This week has been crazier than I thought. I guess it just points out to me how laid back we are in the summer. I liked the last 3 months of sleeping in, hanging out at the house and getting things done, getting dressed sometime after noon, and venturing out if we felt up to it. But all good things must come to an end and this week they did.
Another good thing started, school. And along with school this year comes after school activities, specifically soccer, ballet, and allergy shots. I was so excited for the time I would have when the kids were at school this week, I think my expectations were a bit unrealistic. I thought I would have lots of kid free fun and get everything on my to do list done, and that did not happen.
I did have fun, freedom breakfast on Tuesday, Bible study on Wednesday, Yellow Daisy Festival with my Mom on her birthday on Thursday. Then it hit me last night that in all my fun, I did not get anything done. I had a little meltdown and cried overly dramatically (pretty sure that is not a phrase but you know what I mean) about a stubbed toe.

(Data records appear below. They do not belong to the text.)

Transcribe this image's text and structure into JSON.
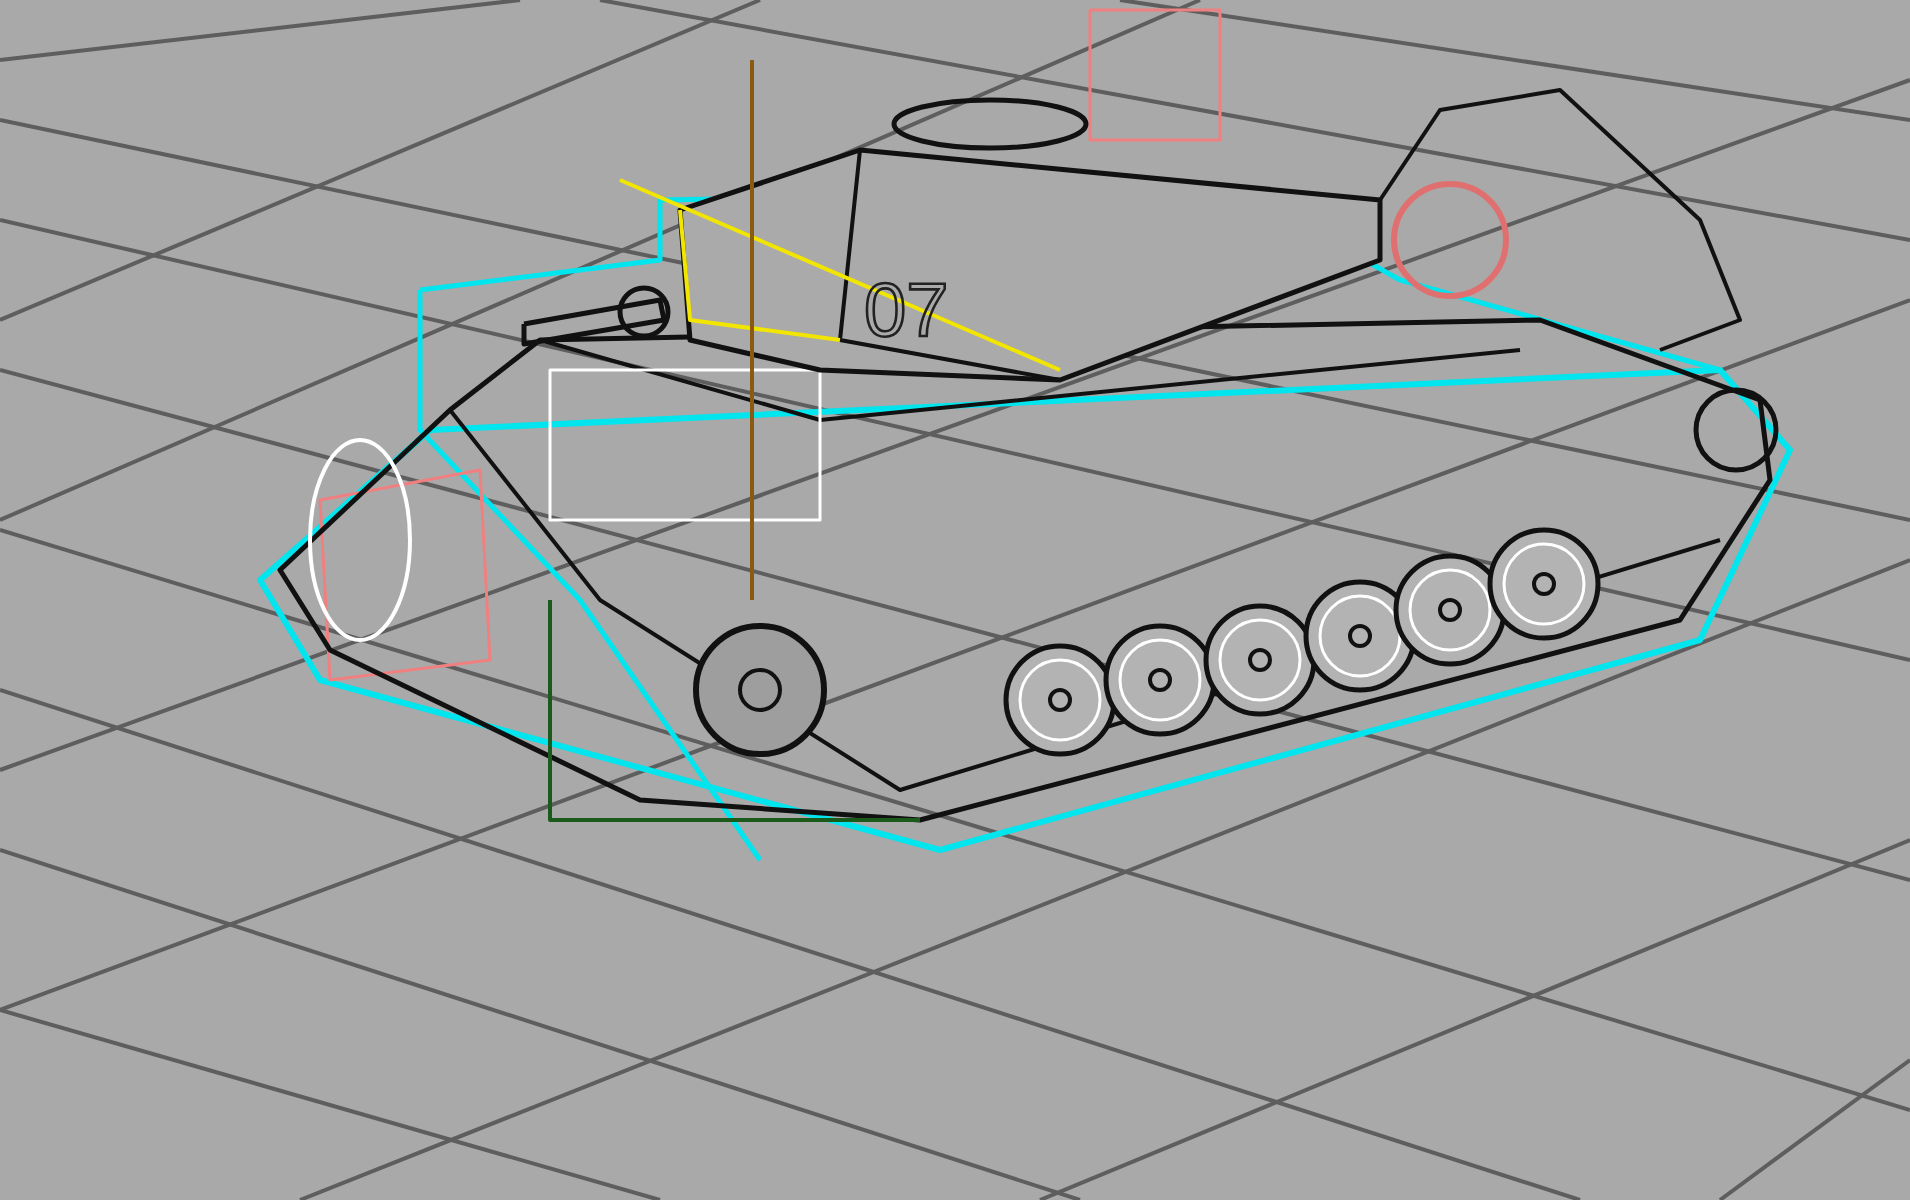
{
  "viewport": {
    "grid": true,
    "turret_number": "07"
  }
}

Then I hugged and kissed my kids good night and prayed for some perspective. The best place for me to gain this if often in the shower. So I was washing my hair and I realized that I did get stuff done this week, not everything I had ever hoped to get done, but really who does get everything done?
So instead of rushing around the house like a maniac until the wee hours of the morning. I made myself some tea and sat on the couch and watched the football game with Bret while he hung curtains for me. I decided to stay home today and take it easy, and I am feeling much better. I definitely have some things to work out about this new schedule, but I don't have to figure it all out today. I just have to get through one day at a time, loving the Lord and my family, and doing the best I can.